On his return from that service he was elected an Alderman of the City of London and one of its representatives in parliament, and continued Member of the House of Commons till he was appointed to the situation of Commissary General to the Army under His Royal Highness the Duke of York, acting on the continent of Europe.

In 1796 he was chosen Lord Mayor and in 1803 created a baronet of the United Kingdom.

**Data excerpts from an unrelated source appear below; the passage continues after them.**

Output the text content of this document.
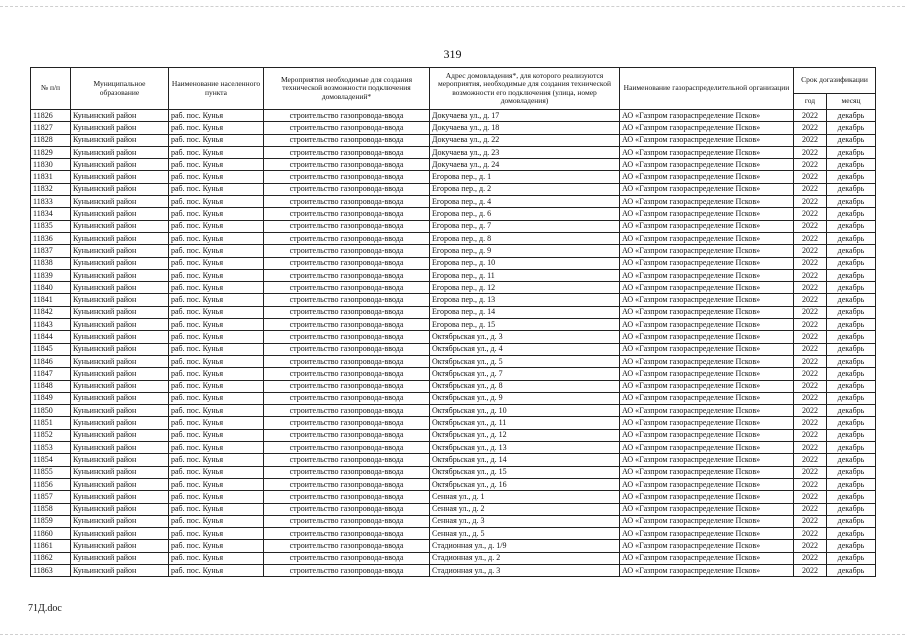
319
№ п/п	Муниципальное образование	Наименование населенного пункта	Мероприятия необходимые для создания технической возможности подключения домовладений*	Адрес домовладения*, для которого реализуются мероприятия, необходимые для создания технической возможности его подключения (улица, номер домовладения)	Наименование газораспределительной организации	Срок догазификации	
						год	месяц
11826	Куньинский район	раб. пос. Кунья	строительство газопровода-ввода	Докучаева ул., д. 17	АО «Газпром газораспределение Псков»	2022	декабрь
11827	Куньинский район	раб. пос. Кунья	строительство газопровода-ввода	Докучаева ул., д. 18	АО «Газпром газораспределение Псков»	2022	декабрь
11828	Куньинский район	раб. пос. Кунья	строительство газопровода-ввода	Докучаева ул., д. 22	АО «Газпром газораспределение Псков»	2022	декабрь
11829	Куньинский район	раб. пос. Кунья	строительство газопровода-ввода	Докучаева ул., д. 23	АО «Газпром газораспределение Псков»	2022	декабрь
11830	Куньинский район	раб. пос. Кунья	строительство газопровода-ввода	Докучаева ул., д. 24	АО «Газпром газораспределение Псков»	2022	декабрь
11831	Куньинский район	раб. пос. Кунья	строительство газопровода-ввода	Егорова пер., д. 1	АО «Газпром газораспределение Псков»	2022	декабрь
11832	Куньинский район	раб. пос. Кунья	строительство газопровода-ввода	Егорова пер., д. 2	АО «Газпром газораспределение Псков»	2022	декабрь
11833	Куньинский район	раб. пос. Кунья	строительство газопровода-ввода	Егорова пер., д. 4	АО «Газпром газораспределение Псков»	2022	декабрь
11834	Куньинский район	раб. пос. Кунья	строительство газопровода-ввода	Егорова пер., д. 6	АО «Газпром газораспределение Псков»	2022	декабрь
11835	Куньинский район	раб. пос. Кунья	строительство газопровода-ввода	Егорова пер., д. 7	АО «Газпром газораспределение Псков»	2022	декабрь
11836	Куньинский район	раб. пос. Кунья	строительство газопровода-ввода	Егорова пер., д. 8	АО «Газпром газораспределение Псков»	2022	декабрь
11837	Куньинский район	раб. пос. Кунья	строительство газопровода-ввода	Егорова пер., д. 9	АО «Газпром газораспределение Псков»	2022	декабрь
11838	Куньинский район	раб. пос. Кунья	строительство газопровода-ввода	Егорова пер., д. 10	АО «Газпром газораспределение Псков»	2022	декабрь
11839	Куньинский район	раб. пос. Кунья	строительство газопровода-ввода	Егорова пер., д. 11	АО «Газпром газораспределение Псков»	2022	декабрь
11840	Куньинский район	раб. пос. Кунья	строительство газопровода-ввода	Егорова пер., д. 12	АО «Газпром газораспределение Псков»	2022	декабрь
11841	Куньинский район	раб. пос. Кунья	строительство газопровода-ввода	Егорова пер., д. 13	АО «Газпром газораспределение Псков»	2022	декабрь
11842	Куньинский район	раб. пос. Кунья	строительство газопровода-ввода	Егорова пер., д. 14	АО «Газпром газораспределение Псков»	2022	декабрь
11843	Куньинский район	раб. пос. Кунья	строительство газопровода-ввода	Егорова пер., д. 15	АО «Газпром газораспределение Псков»	2022	декабрь
11844	Куньинский район	раб. пос. Кунья	строительство газопровода-ввода	Октябрьская ул., д. 3	АО «Газпром газораспределение Псков»	2022	декабрь
11845	Куньинский район	раб. пос. Кунья	строительство газопровода-ввода	Октябрьская ул., д. 4	АО «Газпром газораспределение Псков»	2022	декабрь
11846	Куньинский район	раб. пос. Кунья	строительство газопровода-ввода	Октябрьская ул., д. 5	АО «Газпром газораспределение Псков»	2022	декабрь
11847	Куньинский район	раб. пос. Кунья	строительство газопровода-ввода	Октябрьская ул., д. 7	АО «Газпром газораспределение Псков»	2022	декабрь
11848	Куньинский район	раб. пос. Кунья	строительство газопровода-ввода	Октябрьская ул., д. 8	АО «Газпром газораспределение Псков»	2022	декабрь
11849	Куньинский район	раб. пос. Кунья	строительство газопровода-ввода	Октябрьская ул., д. 9	АО «Газпром газораспределение Псков»	2022	декабрь
11850	Куньинский район	раб. пос. Кунья	строительство газопровода-ввода	Октябрьская ул., д. 10	АО «Газпром газораспределение Псков»	2022	декабрь
11851	Куньинский район	раб. пос. Кунья	строительство газопровода-ввода	Октябрьская ул., д. 11	АО «Газпром газораспределение Псков»	2022	декабрь
11852	Куньинский район	раб. пос. Кунья	строительство газопровода-ввода	Октябрьская ул., д. 12	АО «Газпром газораспределение Псков»	2022	декабрь
11853	Куньинский район	раб. пос. Кунья	строительство газопровода-ввода	Октябрьская ул., д. 13	АО «Газпром газораспределение Псков»	2022	декабрь
11854	Куньинский район	раб. пос. Кунья	строительство газопровода-ввода	Октябрьская ул., д. 14	АО «Газпром газораспределение Псков»	2022	декабрь
11855	Куньинский район	раб. пос. Кунья	строительство газопровода-ввода	Октябрьская ул., д. 15	АО «Газпром газораспределение Псков»	2022	декабрь
11856	Куньинский район	раб. пос. Кунья	строительство газопровода-ввода	Октябрьская ул., д. 16	АО «Газпром газораспределение Псков»	2022	декабрь
11857	Куньинский район	раб. пос. Кунья	строительство газопровода-ввода	Сенная ул., д. 1	АО «Газпром газораспределение Псков»	2022	декабрь
11858	Куньинский район	раб. пос. Кунья	строительство газопровода-ввода	Сенная ул., д. 2	АО «Газпром газораспределение Псков»	2022	декабрь
11859	Куньинский район	раб. пос. Кунья	строительство газопровода-ввода	Сенная ул., д. 3	АО «Газпром газораспределение Псков»	2022	декабрь
11860	Куньинский район	раб. пос. Кунья	строительство газопровода-ввода	Сенная ул., д. 5	АО «Газпром газораспределение Псков»	2022	декабрь
11861	Куньинский район	раб. пос. Кунья	строительство газопровода-ввода	Стадионная ул., д. 1/9	АО «Газпром газораспределение Псков»	2022	декабрь
11862	Куньинский район	раб. пос. Кунья	строительство газопровода-ввода	Стадионная ул., д. 2	АО «Газпром газораспределение Псков»	2022	декабрь
11863	Куньинский район	раб. пос. Кунья	строительство газопровода-ввода	Стадионная ул., д. 3	АО «Газпром газораспределение Псков»	2022	декабрь
71Д.doc
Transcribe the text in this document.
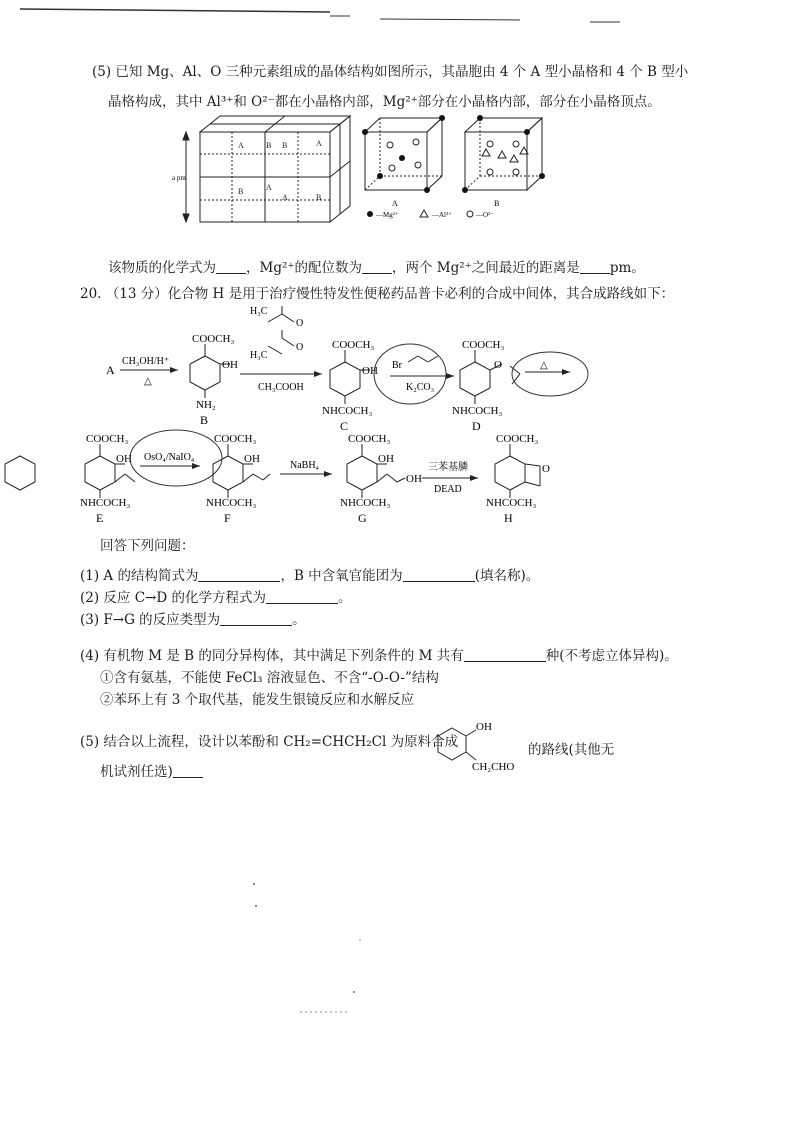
(5) 已知 Mg、Al、O 三种元素组成的晶体结构如图所示，其晶胞由 4 个 A 型小晶格和 4 个 B 型小
晶格构成，其中 Al³⁺和 O²⁻都在小晶格内部，Mg²⁺部分在小晶格内部，部分在小晶格顶点。
a pm
A	B B	A
B	A
A	B
A	B
—Mg²⁺	—Al³⁺	—O²⁻
该物质的化学式为 ，Mg²⁺的配位数为 ，两个 Mg²⁺之间最近的距离是 pm。
20. （13 分）化合物 H 是用于治疗慢性特发性便秘药品普卡必利的合成中间体，其合成路线如下：
A
CH₃OH/H⁺
△
COOCH₃
OH
NH₂
B
H₃C
O
O
H₃C
CH₃COOH
COOCH₃
OH
NHCOCH₃
C
Br
K₂CO₃
COOCH₃
O
NHCOCH₃
D
△
COOCH₃
OH
NHCOCH₃
E
OsO₄/NaIO₄
COOCH₃
OH
NHCOCH₃
F
NaBH₄
COOCH₃
OH
OH
NHCOCH₃
G
三苯基膦
DEAD
COOCH₃
O
NHCOCH₃
H
回答下列问题：
(1) A 的结构简式为	，B 中含氧官能团为	(填名称)。
(2) 反应 C→D 的化学方程式为	。
(3) F→G 的反应类型为	。
(4) 有机物 M 是 B 的同分异构体，其中满足下列条件的 M 共有	种(不考虑立体异构)。
①含有氨基，不能使 FeCl₃ 溶液显色、不含“-O-O-”结构
②苯环上有 3 个取代基，能发生银镜反应和水解反应
(5) 结合以上流程，设计以苯酚和 CH₂=CHCH₂Cl 为原料合成
OH
CH₂CHO
的路线(其他无
机试剂任选)
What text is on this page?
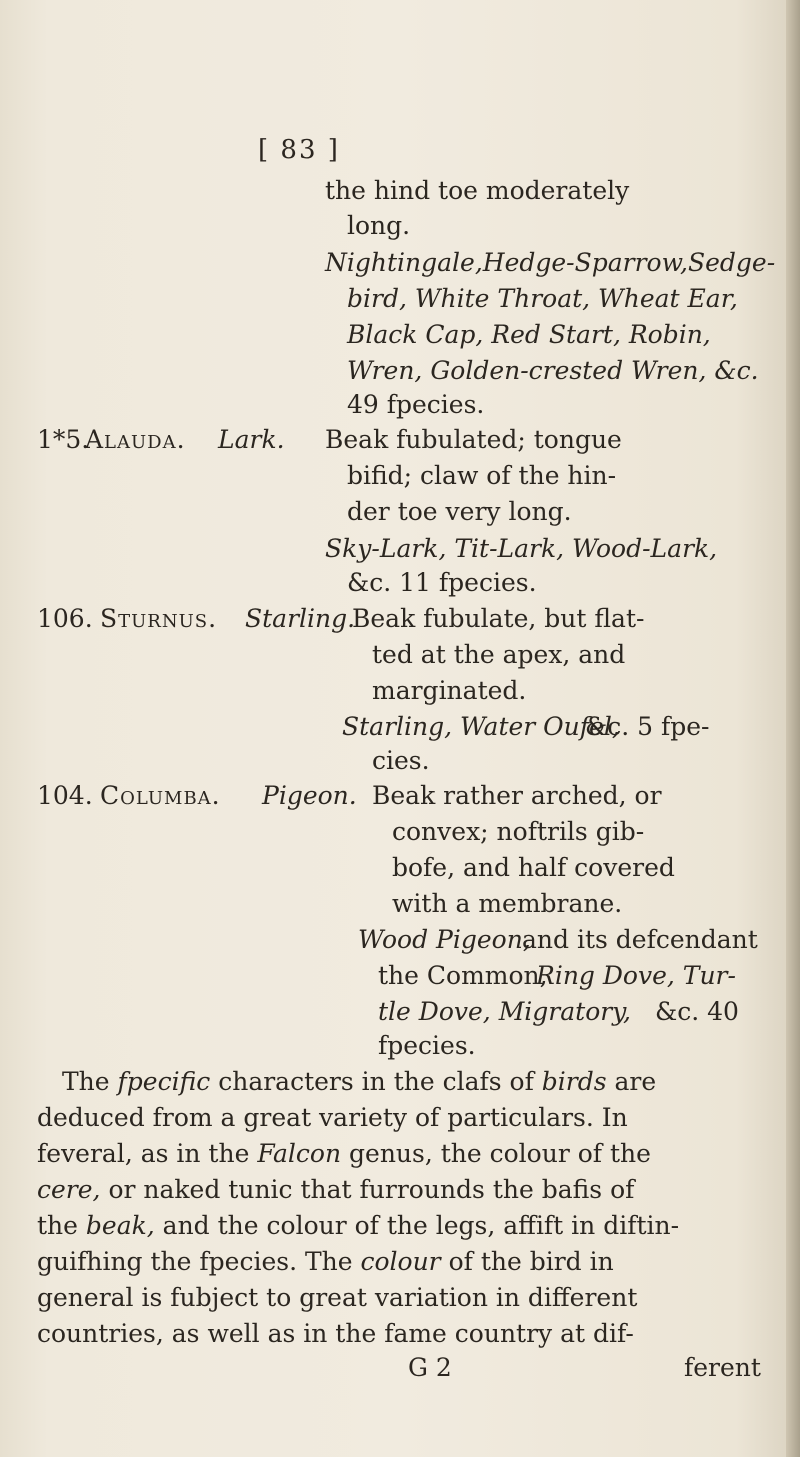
[ 83 ]
the hind toe moderately
long.
Nightingale,Hedge-Sparrow,Sedge-
bird, White Throat, Wheat Ear,
Black Cap, Red Start, Robin,
Wren, Golden-crested Wren, &c.
49 fpecies.
1*5.
Alauda. Lark. Beak fubulated; tongue
bifid; claw of the hin-
der toe very long.
Sky-Lark, Tit-Lark, Wood-Lark,
&c. 11 fpecies.
106. Sturnus. Starling.
Beak fubulate, but flat-
ted at the apex, and
marginated.
Starling, Water Oufel,
&c. 5 fpe-
cies.
104. Columba. Pigeon. Beak rather arched, or
convex; noftrils gib-
bofe, and half covered
with a membrane.
Wood Pigeon,
and its defcendant
the Common,
Ring Dove, Tur-
tle Dove, Migratory, &c. 40
fpecies.
The fpecific characters in the clafs of birds are
deduced from a great variety of particulars. In
feveral, as in the Falcon genus, the colour of the
cere, or naked tunic that furrounds the bafis of
the beak, and the colour of the legs, affift in diftin-
guifhing the fpecies. The colour of the bird in
general is fubject to great variation in different
countries, as well as in the fame country at dif-
G 2	ferent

He died in 1807, an Alderman of the City of London, Deputy Governor of the Bank of England, &c, &c thus shewing that a high sense of integrity and rectitude with a firm reliance on an overruling providence united to activity and exertion are the sources of public and private virtue and the road to honours and respect. The picture was painted by John Singleton Copley Esq. Royal Academician in the year 1778.Copley produced a second, full-size replica of the painting for himself in 1778. It was inherited by his son, and then passed through several English and American collections until it was donated in 1889 to the Museum of Fine Arts, Boston.

In 1782 Copley painted a third and smaller version of the painting, with a vertical format produced by extending the view of the sky above. It was owned first by Noël Desenfans. In 1946 it was purchased by the Detroit Institute of Arts.

The Metropolitan Museum of Art holds a study of the work by Copley.

The Beaverbrook Art Gallery (Fredericton, Canada) has a miniature version of this piece, attributed to Copley.